THE unveiling of the new name for the Severn crossing was unveiled yesterday, despite opposition to the change.

The Prince of Wales and the Duchess of Cornwall began their summer tour in Gwent by marking the renaming of the Second Severn Crossing at a ceremony held at the toll plaza office.

The controversial decision to rename the bridge to mark the prince’s 70th birthday led to anger in the Senedd when economy and transport secretary Ken Skates was quizzed over the Welsh Government’s position on the renaming in May.

The couple firstly visited the plaza and met staff who work at the bridge.

They took a tour of the Severn Crossing toll office, led by the secretary of state Alun Cairns, and met Highways England staff who have been responsible for the crossings since they returned to public ownership in January this year.

The party then moved to the golf club at the Celtic Manor in Newport where they were welcomed by the Nidus Children’s Choir, who are based in Cwmbran, and Ashton Gate school choir from Bristol.

They were met by first minister Carwyn Jones, high sheriff of Gwent Sharon Linnard, chairman of Monmouthshire County Council Cllr Peter Clarke, chief executive of Monmouthshire County Council Paul Matthews and Gwent Police’s chief constable Julian Williams.

Anne Denholm, official harpist to the prince of Wales, played as the prince of Wales and the duchess of Cornwall met with guests representing business from both sides of the Severn.

David Hando, chairman of the Friends of Newport Transporter Bridge, said: “The invitation came out of the blue, and my wife Mary is representing the Women’s Institute.

“I explained what the Transporter Bridge is and why it was built.

“I invited him to come and climb the 280 steps, he was politely interested.”

Speaking at the event the prince said: “In coming here today, I can only say that my wife and I are most impressed with what we have seen of the enterprise and activity taking place on both sides of the River Severn.

“In taking part in this occasion today, we are conscious of the history in whose shadow we stand.

“In particular, I am mindful of how the title of Prince of Wales goes back to those great Welsh rulers, such as Llywelyn apGruffudd, whose memory is still rightly honoured by all who value a true understanding of our past.

“It is, therefore, my particular hope that the crossing’s new name will bring to mind all those who, over these long centuries, have borne that ancient title ‘Tywysogion Cymru’ and the different traditions and heritages that they represent.”
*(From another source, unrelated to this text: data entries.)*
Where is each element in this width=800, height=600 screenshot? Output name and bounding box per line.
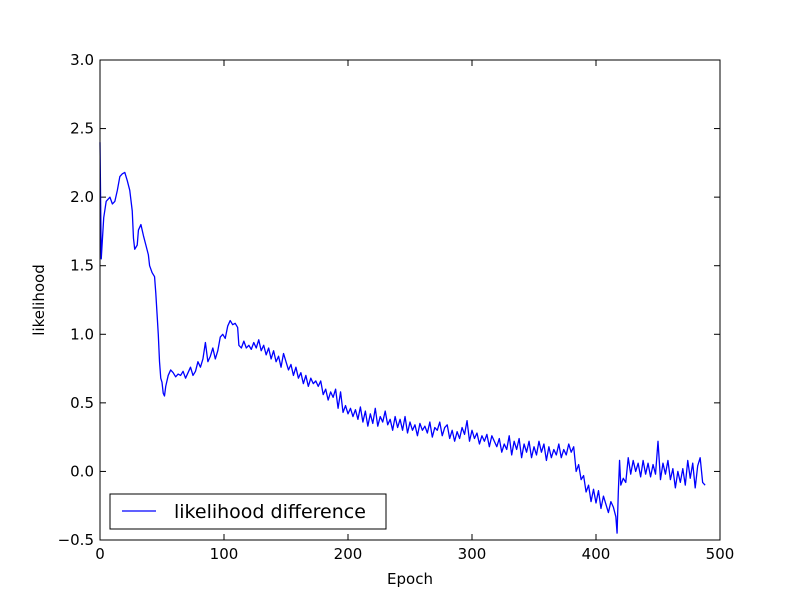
y-axis-label: likelihood <box>30 264 48 335</box>
y-tick-label: 1.5 <box>70 257 94 275</box>
x-tick-label: 200 <box>334 545 363 563</box>
legend-entry-likelihood-difference: likelihood difference <box>174 501 366 523</box>
series-line-likelihood-difference <box>99 142 706 534</box>
x-tick-label: 300 <box>458 545 487 563</box>
x-axis-ticks: 0 100 200 300 400 500 <box>95 60 734 563</box>
x-tick-label: 0 <box>95 545 105 563</box>
x-tick-label: 500 <box>706 545 735 563</box>
y-tick-label: 0.0 <box>70 462 94 480</box>
x-axis-label: Epoch <box>387 570 433 588</box>
y-tick-label: 1.0 <box>70 325 94 343</box>
y-tick-label: 2.5 <box>70 120 94 138</box>
plot-area <box>100 60 720 540</box>
y-tick-label: 2.0 <box>70 188 94 206</box>
y-tick-label: 3.0 <box>70 51 94 69</box>
legend: likelihood difference <box>109 493 387 530</box>
y-tick-label: −0.5 <box>58 531 94 549</box>
plot-frame <box>99 59 721 541</box>
x-tick-label: 400 <box>582 545 611 563</box>
y-tick-label: 0.5 <box>70 394 94 412</box>
x-tick-label: 100 <box>210 545 239 563</box>
y-axis-ticks: −0.5 0.0 0.5 1.0 1.5 2.0 2.5 3.0 <box>58 51 720 549</box>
Speaking about the opposition to the renaming Mr Cairns said: “If you take any international study, one was recently conducted by the Welsh Government on the brand of Wales, how that was seen and known internationally.

“Well the Prince of Wales is one of the most prominent figures that points to Wales, and therefore I couldn’t think, in this significant anniversary year, of a better title of someone bridging two communities in his 70th birthday year.”

The next stop on the visit was Tintern where the prince and duchess met voluntary workers as they marked the 90th anniversary of the Gwent Association of Voluntary Organisations (GAVO).

Shown around by GAVO’s chairman, Edward Watts, the prince and duchess met volunteers young and old who have been working to improve their local communities.

The prince rounded off the visit by unveiling a commemorative plaque and the duchess cut a special cake to mark the occasion.

Prince Charles and the Duchess of Cambridge will return to the region later this week to mark the 70th Anniversary of the NHS.